Bisnis.com, JAKARTA - Pergerakan rupiah pekan ini diprediksi masih akan terkonsolidasi cenderung melemah jelang pertemuan Bank Sentral AS Federal Reserve (The Fed) dalam Federal Open Market Committee (FOMC) pada 25-26 Juli 2023.
Analis Sinarmas Futures Ariston Tjendra mengatakan pekan depan pasar mengantisipasi hasil rapat kebijakan moneter yang akan dirilis 27 Juli dini hari. Menurut survei CME, probabilitas hampir 100 persen The Fed akan menaikan suku bunganya sebesar 25 bps menjadi 5,25-5,50 persen.
"Pasar bisa berperilaku wait and see dan tidak berani berspekulasi terlalu besar.

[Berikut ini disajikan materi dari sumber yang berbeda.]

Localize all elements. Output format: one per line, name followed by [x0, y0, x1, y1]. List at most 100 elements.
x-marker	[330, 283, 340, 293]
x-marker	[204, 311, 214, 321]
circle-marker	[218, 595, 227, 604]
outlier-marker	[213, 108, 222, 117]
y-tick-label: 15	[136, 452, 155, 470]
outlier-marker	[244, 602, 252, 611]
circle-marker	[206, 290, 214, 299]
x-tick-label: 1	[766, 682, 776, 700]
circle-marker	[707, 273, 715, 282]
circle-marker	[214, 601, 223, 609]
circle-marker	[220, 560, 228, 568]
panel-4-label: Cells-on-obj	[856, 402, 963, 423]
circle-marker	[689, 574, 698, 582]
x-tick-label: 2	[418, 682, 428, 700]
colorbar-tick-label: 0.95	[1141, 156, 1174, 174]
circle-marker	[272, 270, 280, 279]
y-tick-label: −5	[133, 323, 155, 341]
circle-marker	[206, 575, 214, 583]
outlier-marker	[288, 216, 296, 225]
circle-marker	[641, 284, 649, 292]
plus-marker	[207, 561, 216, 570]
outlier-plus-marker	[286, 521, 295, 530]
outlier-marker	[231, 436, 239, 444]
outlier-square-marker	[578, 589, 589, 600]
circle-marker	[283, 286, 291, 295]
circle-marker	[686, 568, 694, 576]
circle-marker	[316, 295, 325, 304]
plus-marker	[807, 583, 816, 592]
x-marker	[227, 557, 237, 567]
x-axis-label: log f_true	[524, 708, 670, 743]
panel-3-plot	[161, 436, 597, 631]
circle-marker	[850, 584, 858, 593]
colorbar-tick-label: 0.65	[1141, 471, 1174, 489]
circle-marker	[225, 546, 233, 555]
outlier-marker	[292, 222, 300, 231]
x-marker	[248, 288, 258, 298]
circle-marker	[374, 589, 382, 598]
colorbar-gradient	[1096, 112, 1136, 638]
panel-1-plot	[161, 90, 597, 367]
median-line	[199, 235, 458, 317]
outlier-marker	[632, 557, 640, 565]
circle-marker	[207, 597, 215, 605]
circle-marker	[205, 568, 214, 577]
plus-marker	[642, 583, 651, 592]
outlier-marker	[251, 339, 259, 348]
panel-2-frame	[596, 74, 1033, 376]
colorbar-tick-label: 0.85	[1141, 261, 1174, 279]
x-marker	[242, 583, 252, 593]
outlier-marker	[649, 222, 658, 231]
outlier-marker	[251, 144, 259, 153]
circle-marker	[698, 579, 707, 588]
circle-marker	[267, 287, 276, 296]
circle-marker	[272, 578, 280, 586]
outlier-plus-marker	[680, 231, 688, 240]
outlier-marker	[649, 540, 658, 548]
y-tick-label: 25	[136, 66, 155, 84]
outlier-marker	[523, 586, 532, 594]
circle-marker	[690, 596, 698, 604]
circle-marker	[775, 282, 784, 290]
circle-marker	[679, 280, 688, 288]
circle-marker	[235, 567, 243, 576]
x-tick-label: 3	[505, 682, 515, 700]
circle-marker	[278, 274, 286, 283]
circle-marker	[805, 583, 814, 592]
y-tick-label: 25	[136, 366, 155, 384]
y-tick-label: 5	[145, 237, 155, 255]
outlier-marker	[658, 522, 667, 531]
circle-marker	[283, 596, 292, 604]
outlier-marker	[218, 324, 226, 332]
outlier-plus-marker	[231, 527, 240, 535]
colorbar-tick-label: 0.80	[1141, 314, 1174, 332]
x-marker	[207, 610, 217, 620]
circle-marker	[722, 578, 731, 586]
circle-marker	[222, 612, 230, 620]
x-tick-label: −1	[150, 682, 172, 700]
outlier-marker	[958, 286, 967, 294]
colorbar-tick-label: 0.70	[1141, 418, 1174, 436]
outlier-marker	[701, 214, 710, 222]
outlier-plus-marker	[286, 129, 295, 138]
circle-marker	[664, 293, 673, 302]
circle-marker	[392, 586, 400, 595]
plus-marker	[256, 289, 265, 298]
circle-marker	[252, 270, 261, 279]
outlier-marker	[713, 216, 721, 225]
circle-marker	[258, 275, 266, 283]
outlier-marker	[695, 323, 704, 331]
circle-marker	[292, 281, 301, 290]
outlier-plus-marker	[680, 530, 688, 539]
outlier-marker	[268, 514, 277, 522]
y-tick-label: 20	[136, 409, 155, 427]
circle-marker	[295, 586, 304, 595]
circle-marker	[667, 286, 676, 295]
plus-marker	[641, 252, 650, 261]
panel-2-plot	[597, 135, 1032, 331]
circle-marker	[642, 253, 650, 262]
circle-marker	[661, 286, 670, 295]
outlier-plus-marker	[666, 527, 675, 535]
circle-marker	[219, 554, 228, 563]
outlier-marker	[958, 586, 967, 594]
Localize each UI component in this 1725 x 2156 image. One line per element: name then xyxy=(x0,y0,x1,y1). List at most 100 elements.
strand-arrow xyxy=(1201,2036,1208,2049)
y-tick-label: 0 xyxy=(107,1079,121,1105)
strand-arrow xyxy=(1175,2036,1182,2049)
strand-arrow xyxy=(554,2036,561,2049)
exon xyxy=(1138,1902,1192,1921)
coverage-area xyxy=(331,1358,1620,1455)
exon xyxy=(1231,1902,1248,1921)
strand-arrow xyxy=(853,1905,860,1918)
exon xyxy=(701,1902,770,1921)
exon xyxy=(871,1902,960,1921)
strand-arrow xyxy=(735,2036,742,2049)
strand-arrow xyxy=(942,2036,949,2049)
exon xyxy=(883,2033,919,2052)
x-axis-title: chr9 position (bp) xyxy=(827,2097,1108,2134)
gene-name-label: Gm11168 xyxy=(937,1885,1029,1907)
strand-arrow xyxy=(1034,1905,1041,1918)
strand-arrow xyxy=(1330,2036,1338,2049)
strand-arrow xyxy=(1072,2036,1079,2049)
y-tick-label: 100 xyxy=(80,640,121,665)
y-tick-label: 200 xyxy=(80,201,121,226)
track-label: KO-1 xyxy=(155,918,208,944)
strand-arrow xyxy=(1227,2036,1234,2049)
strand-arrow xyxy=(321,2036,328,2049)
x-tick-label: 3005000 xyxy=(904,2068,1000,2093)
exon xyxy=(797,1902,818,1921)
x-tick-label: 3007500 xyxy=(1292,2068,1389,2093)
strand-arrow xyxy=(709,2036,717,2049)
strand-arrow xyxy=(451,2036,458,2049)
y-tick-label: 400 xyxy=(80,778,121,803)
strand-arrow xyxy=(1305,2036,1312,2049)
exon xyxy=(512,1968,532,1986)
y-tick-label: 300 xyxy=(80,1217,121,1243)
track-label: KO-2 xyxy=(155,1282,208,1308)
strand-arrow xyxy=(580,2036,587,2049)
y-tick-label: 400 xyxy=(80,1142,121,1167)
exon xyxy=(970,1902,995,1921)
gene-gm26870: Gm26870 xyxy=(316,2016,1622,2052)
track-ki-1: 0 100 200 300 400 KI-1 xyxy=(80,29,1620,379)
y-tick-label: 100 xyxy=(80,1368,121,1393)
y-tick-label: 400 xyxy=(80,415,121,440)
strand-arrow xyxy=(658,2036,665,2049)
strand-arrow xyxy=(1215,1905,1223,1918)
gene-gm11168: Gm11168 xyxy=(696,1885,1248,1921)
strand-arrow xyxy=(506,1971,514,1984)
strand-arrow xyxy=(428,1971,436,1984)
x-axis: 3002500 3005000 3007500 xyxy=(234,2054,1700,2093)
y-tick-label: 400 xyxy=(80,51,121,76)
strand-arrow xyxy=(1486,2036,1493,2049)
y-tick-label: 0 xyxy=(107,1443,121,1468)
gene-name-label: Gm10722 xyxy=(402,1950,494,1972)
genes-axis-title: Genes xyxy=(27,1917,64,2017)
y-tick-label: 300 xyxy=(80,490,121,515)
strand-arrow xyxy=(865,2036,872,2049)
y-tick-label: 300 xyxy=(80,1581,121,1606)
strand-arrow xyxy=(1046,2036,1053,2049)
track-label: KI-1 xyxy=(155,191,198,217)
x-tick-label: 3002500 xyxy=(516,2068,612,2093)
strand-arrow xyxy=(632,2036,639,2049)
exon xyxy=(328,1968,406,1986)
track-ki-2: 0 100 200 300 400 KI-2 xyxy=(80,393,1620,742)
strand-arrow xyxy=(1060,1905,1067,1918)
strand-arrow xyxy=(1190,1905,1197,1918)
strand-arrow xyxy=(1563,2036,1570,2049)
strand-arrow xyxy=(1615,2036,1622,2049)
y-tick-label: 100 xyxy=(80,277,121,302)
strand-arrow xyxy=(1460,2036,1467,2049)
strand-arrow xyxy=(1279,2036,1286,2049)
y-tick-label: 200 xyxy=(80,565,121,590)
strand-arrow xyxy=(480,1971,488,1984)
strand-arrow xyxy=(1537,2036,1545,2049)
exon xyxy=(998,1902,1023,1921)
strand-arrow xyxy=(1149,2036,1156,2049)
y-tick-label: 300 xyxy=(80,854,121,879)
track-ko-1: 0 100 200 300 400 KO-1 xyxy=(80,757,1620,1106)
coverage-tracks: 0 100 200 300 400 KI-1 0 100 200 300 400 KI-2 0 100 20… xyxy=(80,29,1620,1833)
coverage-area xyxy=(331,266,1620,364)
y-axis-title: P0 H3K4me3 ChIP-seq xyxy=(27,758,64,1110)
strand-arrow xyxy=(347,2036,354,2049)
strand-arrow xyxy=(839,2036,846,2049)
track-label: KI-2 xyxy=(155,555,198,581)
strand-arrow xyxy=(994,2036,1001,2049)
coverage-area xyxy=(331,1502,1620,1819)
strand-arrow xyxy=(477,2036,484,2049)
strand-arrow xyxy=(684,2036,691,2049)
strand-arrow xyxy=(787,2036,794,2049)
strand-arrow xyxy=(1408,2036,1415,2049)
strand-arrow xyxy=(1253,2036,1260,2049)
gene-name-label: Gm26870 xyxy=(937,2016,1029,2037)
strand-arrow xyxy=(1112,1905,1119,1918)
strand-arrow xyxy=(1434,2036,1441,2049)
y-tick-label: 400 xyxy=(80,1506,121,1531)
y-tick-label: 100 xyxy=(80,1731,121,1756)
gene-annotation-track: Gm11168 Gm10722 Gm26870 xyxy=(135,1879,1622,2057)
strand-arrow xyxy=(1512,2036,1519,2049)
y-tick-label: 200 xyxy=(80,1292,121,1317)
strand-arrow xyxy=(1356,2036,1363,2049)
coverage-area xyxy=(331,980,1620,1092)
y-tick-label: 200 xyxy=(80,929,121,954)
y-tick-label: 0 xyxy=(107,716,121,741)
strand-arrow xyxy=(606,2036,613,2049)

Nilai tukar rupiah bisa saja berkonsolidasi menjelang hasil rapat tersebut dengan kecenderungan melemah karena mengantisipasi kenaikan suku bunga The Fed," kata Ariston kepada Bisnis, dikutip Minggu, (23/7/2023).
Dia mengatakan tingkat inflasi AS pada Juni memang melandai, namun belum menyentuh target 2 persen. Terlebih, menurutnya beberapa data ekonomi AS masih mengindikasikan daya beli masyarakat AS masih tinggi sehingga bisa menaikan inflasi lagi.
Berdasarkan data Bloomberg, rupiah ditutup melemah 41 poin atau 0,27 persen ke Rp15.027 per dolar AS pada akhir perdagangan Jumat, (21/7/2023).
Pelemahan rupiah tersebut bersamaan dengan menguatnya indeks dolar AS 0,19 persen atau naik 0,19 poin ke level 101,07 pada perdagangan akhir pekan.
Baca Juga
"Potensi konsolidasi menjelang hasil The Fed di sekitar Rp14.950-Rp15.080. Setelah itu, bila The Fed memberikan isyarat akan segera menghentikan kebijakan suku bunga tinggi, rupiah mungkin bisa beralih menguat ke arah Rp14.900, dan sebaliknya," kata Ariston.
Selain itu, dia mengatakan data yang masih menjadi sorotan pasar ke depan adalah data PDB AS kuartal II/2023 dan data pesanan barang tahan lama (US Durable Goods Orders) yang akan diumumkan 27 Juli 2023.
Di lain sisi, Departemen Tenaga kerja AS melaporkan jumlah warga yang mengajukan klaim tunjangan pengangguran baru turun 9.000 ke 228.000 pekan lalu. Sementara itu, klaim pengangguran lanjutan naik 33.000 ke level 1,754 juta.